I continue to hear the question "what is cloud" being asked by people who are pretty well versed in IT. I am talking about people who are working in various levels of IT today and have been for years. I also hear many professionals (vendors, analysts, press, experts, bloggers, etc) who have been involved and following the cloud cycle lamenting that every article, presentation, paper and blog has to define cloud, that all the definitions of cloud are different, and these professionals are tired of the definitions. "We've done this already. Let's move past it!" they collectively cry and either point to their own cloud definition or to NIST's.  Ironic or what? The answers to what cloud is and how it is implemented is every bit important and relevant today as it was three years ago.

Scott Stewart wrote a short blog, "There is no real definition for Cloud Computing," where he says many of the things that I have thought for a long time about how and why the definition of cloud computing is cloudy at best. That blog is an extract of a longer thought piece he is writing, but he wraps up with this: "Sadly they may be missing the real point that this cloud computing disruption is not actually about a technology, it is not about a product, it is not a service offering, it is not something that we have always done, it is not even about a deployment model, rather it is really more about a transformation, a paradigm shift and a change in attitude and behavior that is occurring under their very noses."

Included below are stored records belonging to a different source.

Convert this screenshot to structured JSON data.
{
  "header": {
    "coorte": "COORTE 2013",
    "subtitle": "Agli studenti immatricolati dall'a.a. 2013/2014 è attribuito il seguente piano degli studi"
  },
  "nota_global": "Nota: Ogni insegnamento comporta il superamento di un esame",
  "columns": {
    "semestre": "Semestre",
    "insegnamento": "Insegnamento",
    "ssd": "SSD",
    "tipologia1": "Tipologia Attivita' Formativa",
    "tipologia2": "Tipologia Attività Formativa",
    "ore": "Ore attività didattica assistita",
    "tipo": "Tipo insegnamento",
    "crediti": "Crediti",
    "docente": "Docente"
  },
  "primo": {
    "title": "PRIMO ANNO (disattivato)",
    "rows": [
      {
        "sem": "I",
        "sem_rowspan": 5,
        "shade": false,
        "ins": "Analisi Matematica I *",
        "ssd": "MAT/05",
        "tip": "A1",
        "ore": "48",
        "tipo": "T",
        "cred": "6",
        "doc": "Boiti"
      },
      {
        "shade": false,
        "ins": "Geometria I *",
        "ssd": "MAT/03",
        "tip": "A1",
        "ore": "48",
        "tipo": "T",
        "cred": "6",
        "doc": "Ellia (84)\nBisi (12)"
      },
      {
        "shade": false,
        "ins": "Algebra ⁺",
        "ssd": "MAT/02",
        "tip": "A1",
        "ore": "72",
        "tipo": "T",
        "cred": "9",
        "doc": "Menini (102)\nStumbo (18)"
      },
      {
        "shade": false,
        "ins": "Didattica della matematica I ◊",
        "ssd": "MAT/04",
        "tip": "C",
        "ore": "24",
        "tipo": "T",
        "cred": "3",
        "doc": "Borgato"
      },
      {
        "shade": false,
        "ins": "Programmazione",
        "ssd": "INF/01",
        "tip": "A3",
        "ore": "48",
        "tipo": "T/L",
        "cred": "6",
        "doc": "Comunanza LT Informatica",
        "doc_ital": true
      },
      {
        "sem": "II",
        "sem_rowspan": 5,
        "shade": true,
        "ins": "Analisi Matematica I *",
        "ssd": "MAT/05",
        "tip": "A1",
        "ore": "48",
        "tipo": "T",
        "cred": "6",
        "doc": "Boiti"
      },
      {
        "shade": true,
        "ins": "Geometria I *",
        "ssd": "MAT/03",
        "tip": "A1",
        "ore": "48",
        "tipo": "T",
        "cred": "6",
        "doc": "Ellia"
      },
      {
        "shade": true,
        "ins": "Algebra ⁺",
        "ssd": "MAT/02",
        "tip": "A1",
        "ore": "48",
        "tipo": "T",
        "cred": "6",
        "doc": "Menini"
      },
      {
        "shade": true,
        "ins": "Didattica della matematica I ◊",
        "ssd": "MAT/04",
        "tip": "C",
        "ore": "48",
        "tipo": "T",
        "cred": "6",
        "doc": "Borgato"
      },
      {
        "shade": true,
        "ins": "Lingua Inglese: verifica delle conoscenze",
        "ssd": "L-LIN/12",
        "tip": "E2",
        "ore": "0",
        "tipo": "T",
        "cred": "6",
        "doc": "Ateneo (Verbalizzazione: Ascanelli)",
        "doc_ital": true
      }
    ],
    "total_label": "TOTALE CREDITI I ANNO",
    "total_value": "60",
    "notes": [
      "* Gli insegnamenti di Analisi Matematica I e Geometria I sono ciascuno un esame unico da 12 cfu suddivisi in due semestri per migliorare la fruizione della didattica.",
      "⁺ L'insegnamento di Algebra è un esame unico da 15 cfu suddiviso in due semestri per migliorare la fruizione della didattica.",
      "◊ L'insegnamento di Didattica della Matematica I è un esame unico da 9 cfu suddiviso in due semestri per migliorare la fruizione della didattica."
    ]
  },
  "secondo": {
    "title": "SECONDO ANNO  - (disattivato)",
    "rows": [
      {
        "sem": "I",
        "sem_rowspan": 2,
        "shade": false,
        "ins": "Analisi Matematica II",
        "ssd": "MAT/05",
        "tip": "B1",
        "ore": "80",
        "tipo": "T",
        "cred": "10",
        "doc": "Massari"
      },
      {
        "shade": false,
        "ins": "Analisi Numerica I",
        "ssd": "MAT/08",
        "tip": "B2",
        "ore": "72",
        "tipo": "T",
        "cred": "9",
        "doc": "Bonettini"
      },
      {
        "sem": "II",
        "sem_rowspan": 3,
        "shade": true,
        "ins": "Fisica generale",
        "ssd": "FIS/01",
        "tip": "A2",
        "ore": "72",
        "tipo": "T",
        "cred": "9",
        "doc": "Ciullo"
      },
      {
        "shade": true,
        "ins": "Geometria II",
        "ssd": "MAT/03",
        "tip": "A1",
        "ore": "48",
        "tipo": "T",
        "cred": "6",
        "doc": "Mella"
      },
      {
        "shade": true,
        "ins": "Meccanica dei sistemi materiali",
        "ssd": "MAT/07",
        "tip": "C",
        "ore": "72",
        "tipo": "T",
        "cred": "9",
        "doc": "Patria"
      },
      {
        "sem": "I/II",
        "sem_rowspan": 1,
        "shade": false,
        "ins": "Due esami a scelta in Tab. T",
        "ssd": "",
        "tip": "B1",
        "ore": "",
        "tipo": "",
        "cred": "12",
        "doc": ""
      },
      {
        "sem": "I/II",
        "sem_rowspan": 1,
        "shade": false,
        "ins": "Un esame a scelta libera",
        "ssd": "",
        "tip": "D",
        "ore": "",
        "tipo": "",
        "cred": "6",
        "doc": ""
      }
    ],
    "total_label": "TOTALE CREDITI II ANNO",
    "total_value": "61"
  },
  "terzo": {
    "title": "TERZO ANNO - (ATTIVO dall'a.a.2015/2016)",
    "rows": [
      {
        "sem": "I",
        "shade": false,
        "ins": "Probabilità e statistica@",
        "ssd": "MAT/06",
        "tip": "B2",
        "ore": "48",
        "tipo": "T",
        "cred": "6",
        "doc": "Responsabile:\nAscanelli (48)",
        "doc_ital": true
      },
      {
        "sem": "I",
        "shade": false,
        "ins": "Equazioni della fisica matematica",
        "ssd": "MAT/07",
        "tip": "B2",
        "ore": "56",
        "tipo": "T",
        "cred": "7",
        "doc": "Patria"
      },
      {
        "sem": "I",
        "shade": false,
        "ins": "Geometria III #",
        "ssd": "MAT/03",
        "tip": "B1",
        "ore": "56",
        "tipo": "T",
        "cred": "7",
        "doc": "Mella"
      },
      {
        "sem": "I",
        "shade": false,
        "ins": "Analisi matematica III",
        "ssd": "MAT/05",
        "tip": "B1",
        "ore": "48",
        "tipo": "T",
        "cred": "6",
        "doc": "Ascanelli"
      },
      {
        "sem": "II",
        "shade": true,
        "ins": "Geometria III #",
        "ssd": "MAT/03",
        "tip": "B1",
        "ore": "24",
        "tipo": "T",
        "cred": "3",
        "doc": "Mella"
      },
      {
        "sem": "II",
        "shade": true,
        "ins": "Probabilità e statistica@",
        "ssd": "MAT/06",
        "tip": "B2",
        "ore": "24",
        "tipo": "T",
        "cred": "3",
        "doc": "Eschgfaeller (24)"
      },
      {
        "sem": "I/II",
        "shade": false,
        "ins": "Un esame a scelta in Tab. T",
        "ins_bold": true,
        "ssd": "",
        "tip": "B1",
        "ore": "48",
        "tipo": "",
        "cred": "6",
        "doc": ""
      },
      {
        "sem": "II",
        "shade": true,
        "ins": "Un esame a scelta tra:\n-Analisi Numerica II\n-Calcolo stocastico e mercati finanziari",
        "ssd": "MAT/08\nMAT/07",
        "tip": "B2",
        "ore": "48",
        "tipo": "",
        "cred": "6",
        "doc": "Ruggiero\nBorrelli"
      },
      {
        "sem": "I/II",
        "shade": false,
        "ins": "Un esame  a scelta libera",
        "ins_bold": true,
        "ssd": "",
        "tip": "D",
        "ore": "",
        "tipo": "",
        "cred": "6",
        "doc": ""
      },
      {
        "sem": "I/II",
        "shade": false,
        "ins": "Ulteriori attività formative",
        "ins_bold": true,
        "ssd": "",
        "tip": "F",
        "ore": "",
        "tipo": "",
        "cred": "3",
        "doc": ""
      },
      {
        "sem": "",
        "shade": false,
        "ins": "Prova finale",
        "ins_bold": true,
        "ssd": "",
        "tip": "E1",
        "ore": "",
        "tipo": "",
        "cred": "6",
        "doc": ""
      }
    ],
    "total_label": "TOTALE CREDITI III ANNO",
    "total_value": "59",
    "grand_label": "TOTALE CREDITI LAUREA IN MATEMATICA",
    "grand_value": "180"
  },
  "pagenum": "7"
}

That's some pretty lofty transformation he's arguing and that shift may well be going on. If it is, I think the transformation is a side effect stemming from how IT delivers services to the organization via cloud regardless of the definition of "cloud" or where it is located. The other side effect is how organizations' expectations of IT are changing.

Still, cloud is most definitely about technology, service models, and deployment models. Maybe my view is narrow because technology, services and deployment are the things I think about. Certainly, the transformation in the data center is shifting from a model of siloed applications and services that are essentially custom-sourced to a generalized model of standardized OSes, networking, storage and configurations defined by runbooks, which are automated in a manner that reduces provisioning time and increases reliability and robustness. This is happening and will continue to happen.

But for it to be transformational, IT needs to buy stuff. When I hear statements like "cloud moves cost from capital to operational," "cloud delivers services without capital cost," "IT won't buy servers any more," "internal cloud computing for enterprises isn't cost effective," and similar statements, I just shake my head in disbelief. In order to deliver these transformational shifts, IT has to spend capital budget.